While she was still in Texas, MoveOn organized 1,625 supportive candlelight vigils across the country, as Sheehan's story of a mother demanding answers from the president resonated in suburbs seemingly untouched by the war, like Pleasant Hill, the Contra Costa County suburb where 400 people attended a pro-Sheehan rally.
"She was a very good mix of the symbolic and the real. She was a real person who lost a real son and wanted real answers from a real president," said Michael Nagler, a professor emeritus at UC-Berkeley and founder of its Peace and Conflict Studies program.
Anti-war leaders appreciated the media coverage she brought to the issue, but privately they worried. The peace movement had tried hard to be decentralized, and not push any of its leaders out front.
"There had been a conscious effort in the peace movement over the last 20 to 25 years to get away from having national leaders," Nagler said. "That way if someone tried to pick off the leader, it would not end the movement.

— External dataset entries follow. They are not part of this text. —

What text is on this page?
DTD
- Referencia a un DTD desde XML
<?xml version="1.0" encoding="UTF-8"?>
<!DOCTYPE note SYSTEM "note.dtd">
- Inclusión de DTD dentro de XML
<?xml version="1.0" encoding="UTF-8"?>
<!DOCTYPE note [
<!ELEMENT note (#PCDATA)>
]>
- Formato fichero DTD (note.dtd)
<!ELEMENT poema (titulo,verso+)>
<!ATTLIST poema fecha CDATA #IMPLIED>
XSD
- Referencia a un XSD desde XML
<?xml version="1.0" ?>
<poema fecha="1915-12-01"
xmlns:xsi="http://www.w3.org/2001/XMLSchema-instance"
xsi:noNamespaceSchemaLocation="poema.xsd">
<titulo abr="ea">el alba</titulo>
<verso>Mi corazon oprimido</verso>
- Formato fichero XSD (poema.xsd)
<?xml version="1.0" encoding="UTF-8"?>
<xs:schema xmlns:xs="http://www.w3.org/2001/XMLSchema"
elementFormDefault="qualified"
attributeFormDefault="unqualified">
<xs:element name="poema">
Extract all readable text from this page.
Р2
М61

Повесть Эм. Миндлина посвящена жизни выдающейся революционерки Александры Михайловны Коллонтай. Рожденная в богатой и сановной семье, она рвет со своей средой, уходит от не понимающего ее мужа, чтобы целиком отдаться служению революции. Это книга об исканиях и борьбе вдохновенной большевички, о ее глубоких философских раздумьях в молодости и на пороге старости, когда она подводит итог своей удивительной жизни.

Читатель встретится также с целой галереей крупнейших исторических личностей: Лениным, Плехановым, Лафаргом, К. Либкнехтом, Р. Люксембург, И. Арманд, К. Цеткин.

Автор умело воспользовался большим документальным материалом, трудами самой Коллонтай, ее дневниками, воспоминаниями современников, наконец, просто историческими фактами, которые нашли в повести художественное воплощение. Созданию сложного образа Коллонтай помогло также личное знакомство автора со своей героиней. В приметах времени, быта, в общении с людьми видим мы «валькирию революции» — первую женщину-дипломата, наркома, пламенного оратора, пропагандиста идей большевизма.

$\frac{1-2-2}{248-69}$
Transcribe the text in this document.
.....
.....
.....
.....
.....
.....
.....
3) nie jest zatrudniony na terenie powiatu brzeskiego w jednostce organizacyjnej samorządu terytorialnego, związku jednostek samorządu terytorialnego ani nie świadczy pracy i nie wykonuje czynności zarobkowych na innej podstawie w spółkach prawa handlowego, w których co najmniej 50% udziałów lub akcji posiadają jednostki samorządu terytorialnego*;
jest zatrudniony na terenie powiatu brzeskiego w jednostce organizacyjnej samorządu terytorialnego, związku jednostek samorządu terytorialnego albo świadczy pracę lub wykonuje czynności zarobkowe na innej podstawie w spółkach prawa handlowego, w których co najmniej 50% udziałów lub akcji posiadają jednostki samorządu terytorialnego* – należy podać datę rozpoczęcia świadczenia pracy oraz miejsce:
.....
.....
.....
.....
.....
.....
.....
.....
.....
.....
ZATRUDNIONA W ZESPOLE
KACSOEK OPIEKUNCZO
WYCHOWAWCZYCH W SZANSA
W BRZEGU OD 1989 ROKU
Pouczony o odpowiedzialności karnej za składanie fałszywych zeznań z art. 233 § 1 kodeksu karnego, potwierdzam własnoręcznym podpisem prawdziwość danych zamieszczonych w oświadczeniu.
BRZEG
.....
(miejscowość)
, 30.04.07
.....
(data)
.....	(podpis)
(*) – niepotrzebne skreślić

"Now, the movement is deep enough and diverse enough. (Sheehan) served an important role," Nagler said, "but her loss is not a crippling blow."
Part of the reason is that as Sheehan's story became iconic, she became a target for those who support the war, and a polarizing figure for others whom the peace movement desperately needed to reach. Some said she was exploiting her son's death. In the January 2006 issue of Vanity Fair, Sheehan was photographed sitting on her son's grave. National Review columnist Jonah Goldberg said it "may be the most shameless, exploitative stunt of the decade."
On Memorial Day -- on what would have been her son's 28th birthday -- Sheehan posted a long note on the liberal DailyKos.com blog titled "Good Riddance Attention Whore."
"The most devastating conclusion I reached this morning," she wrote, "was that Casey did indeed die for nothing."
On a Tuesday appearance on the Ed Schultz radio show, Sheehan softened her stance a bit, saying that she would retool her organization into one focusing more on human rights and could be ready to announce a new venture within two months.
"Oh, no," anti-Sheehan activist Johns said when told of the update. "I knew it was too good to be true."
Regardless of how Sheehan resurfaces, Nancy Lessin, a founder of the anti-war organization Military Families Speak Out, noted that her influence will continue. There were only two families when Lessin's organization started in the fall of 2002; now there are 3,500.
"Cindy Sheehan has provided a tremendous service," Lessin said. "But the peace movement was around before Cindy Sheehan, and the peace movement will be around after her."